We are at a watershed moment in the history of employee health care in the United States. As Obamacare gets ready to go live on October 1, many companies are making moves to move their normal company sponsored health care to private health care exchanges.

What’s a private health care exchange, you ask? In a nutshell, it’s very similar to a 401(k) offering, but for health insurance.

Basically, your company will give you an amount of cash, usually similar to what they pay normally for your health care, and you make the decision of what health insurance you want to buy.

Don’t panic, but you have to do this on your own. And insurance companies have figured out how to best take advantage of you and keep within the Obamacare rules.

Companies getting out of the health care business

Your company’s HR/Benefit Pros will bring in an insurance company they contract with to “administer” your private health care exchange, which mimics in many ways the Obamacare public health care exchanges. You will be given many options; might be five, might be 10, it’s all up to the insurance company and your HR team.

Health care insurance will run across a wide spectrum of options. There might be great low-cost plans for young singles, plans designed for families with children, and even plans for older workers. All kinds of options and plans, and exactly what President Obama believes you want — choice.

This will be a disaster for many people, because most people are dumb when it comes to insurance. Also, these plans will more than likely cost you more money.

Companies are going this route for a reason: health care exchanges take them out of the health care business. You will now be responsible for managing your health insurance, not your HR department. I’m sorry, you choose a plan that was cheap because you never go to the doctor and now you’re very sick — it was nice knowing you.

You see, one thing that the Benefit Pros did in your organization was ensure you couldn’t be stupid! They designed plans that wouldn’t allow you to make stupid choices. Basically, they were acting like your Mom. Now, your Mom is you.

Check out this audio cast from Money Talks at – it’s outstanding in breaking down a very complex issue in a few minutes.

Too many choices = bad decisions

I don’t want to call employees dumb, but data shows when it comes to health insurance and options, you’re dumb, just as you are in picking your 401(k) options.

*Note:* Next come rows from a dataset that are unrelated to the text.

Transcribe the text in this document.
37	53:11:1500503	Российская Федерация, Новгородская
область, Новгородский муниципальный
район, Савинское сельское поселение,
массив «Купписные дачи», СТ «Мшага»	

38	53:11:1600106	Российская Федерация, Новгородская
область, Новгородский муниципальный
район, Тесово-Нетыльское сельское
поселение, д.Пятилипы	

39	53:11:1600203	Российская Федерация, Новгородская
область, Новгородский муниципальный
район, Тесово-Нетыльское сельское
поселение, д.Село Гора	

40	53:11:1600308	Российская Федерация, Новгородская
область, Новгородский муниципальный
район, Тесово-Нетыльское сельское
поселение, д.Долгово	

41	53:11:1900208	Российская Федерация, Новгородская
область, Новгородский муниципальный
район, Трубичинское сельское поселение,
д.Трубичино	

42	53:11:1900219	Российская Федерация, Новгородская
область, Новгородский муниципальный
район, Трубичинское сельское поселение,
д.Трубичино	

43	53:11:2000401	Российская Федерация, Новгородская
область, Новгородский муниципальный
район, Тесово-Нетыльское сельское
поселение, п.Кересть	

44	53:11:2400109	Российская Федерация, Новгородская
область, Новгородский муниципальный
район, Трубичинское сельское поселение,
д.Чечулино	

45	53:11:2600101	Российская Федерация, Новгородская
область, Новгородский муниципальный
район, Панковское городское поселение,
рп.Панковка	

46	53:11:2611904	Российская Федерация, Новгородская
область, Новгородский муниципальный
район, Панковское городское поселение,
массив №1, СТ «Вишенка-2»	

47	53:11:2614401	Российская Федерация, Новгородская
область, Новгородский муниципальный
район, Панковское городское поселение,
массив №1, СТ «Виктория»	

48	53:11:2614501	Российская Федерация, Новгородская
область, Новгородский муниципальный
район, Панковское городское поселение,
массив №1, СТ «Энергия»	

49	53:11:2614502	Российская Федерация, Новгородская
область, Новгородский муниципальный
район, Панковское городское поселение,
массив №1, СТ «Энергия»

Give you too many choices, and you make bad, emotional decisions. It doesn’t matter if we are talking about your financial future, or your health care future, emotion has no place in the discussion.

There’s a reason most industrialized companies in the world have a single-payer national health care system — people are dumb. Also, when given the chance, companies will find a way to take your money from you when you’re dumb. Insurance companies aren’t going out of business, and they’ll continue to “donate” heavily to political campaigns.

Choice isn’t a bad thing; uninformed choice is.

Be careful, my friends. Change is coming.